The area between Littleborough and Rochdale called Clegg is where Clegg Hall stands and it seems like a possible origin for the family name. Our branch of Cleggs certainly seem to have come from that direction. They were present in numbers in Sowerby in the 18th century and probably well before that. Stone delving is a natural diversification from the farming which they would have been doing before the industrial revolution. They subsequently made good in the booming textile industry but we'll come on to that.
James Clegg was a stone delver and moved to Mount Tabor across the valley from Sowerby where he was born.

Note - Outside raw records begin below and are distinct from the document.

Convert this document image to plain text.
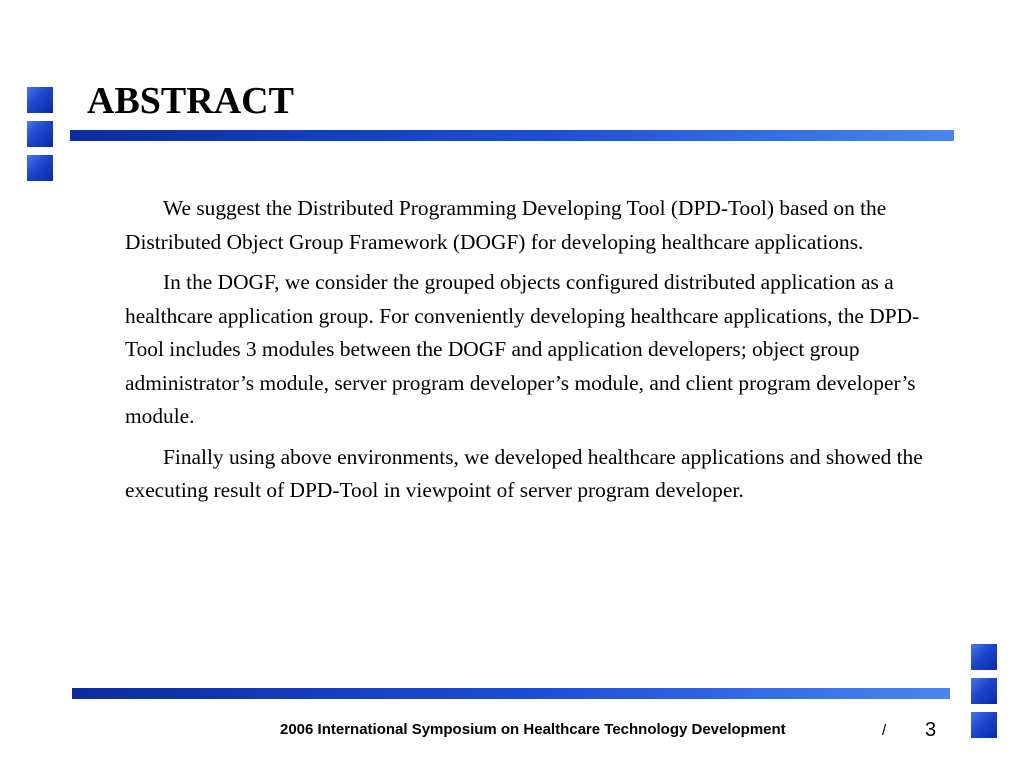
ABSTRACT

We suggest the Distributed Programming Developing Tool (DPD-Tool) based on the Distributed Object Group Framework (DOGF) for developing healthcare applications.

In the DOGF, we consider the grouped objects configured distributed application as a healthcare application group. For conveniently developing healthcare applications, the DPD-Tool includes 3 modules between the DOGF and application developers; object group administrator’s module, server program developer’s module, and client program developer’s module.

Finally using above environments, we developed healthcare applications and showed the executing result of DPD-Tool in viewpoint of server program developer.

2006 International Symposium on Healthcare Technology Development	/ 3
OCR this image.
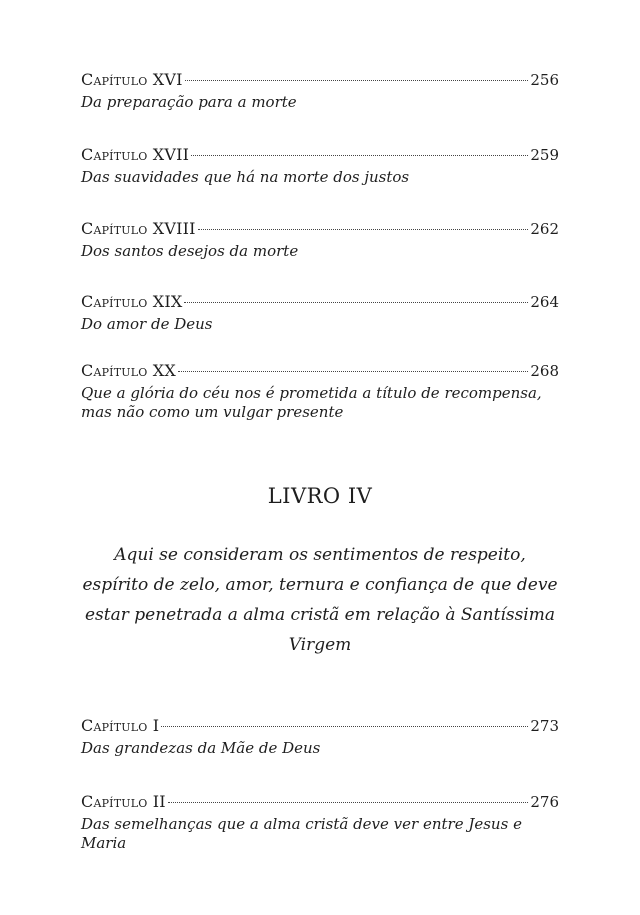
Capítulo XVI	256
Da preparação para a morte
Capítulo XVII	259
Das suavidades que há na morte dos justos
Capítulo XVIII	262
Dos santos desejos da morte
Capítulo XIX	264
Do amor de Deus
Capítulo XX	268
Que a glória do céu nos é prometida a título de recompensa, mas não como um vulgar presente
LIVRO IV
Aqui se consideram os sentimentos de respeito, espírito de zelo, amor, ternura e confiança de que deve estar penetrada a alma cristã em relação à Santíssima Virgem
Capítulo I	273
Das grandezas da Mãe de Deus
Capítulo II	276
Das semelhanças que a alma cristã deve ver entre Jesus e Maria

His father came from Sowerby and his mother was from Triangle in the valley below.
James married Sarah Rothera whose father I think, owned or had the lease on a quarry...although he seemed to be a weaver by trade.
James and Sarah Clegg had just one son, George, who must have been a bright lad and took a job as an accounts clerk at John Murgatroyd's woolen mill nearby, eventually becoming the bookkeeper. By borrowing money from Murgatroyd and others, he and his future father-in-law and fellow employee, Abraham Hollingrake, left to set up their own business, Hollingrake and Clegg. They leased mills, first in Wainstalls, then in Lower Wade Street in Halifax, before building their own mill complex on Pellon Lane in Halifax.
The business thrived for three or four generations until the latter half of the 20th century. It was then that my father-in-law had the unenviable task of managing the company through the decline of the woolen industry. He once reflected on the fact that after the mill closed he needed work and got a job with the water board at a newly built reservior building walls and working with stone: From delver to delver!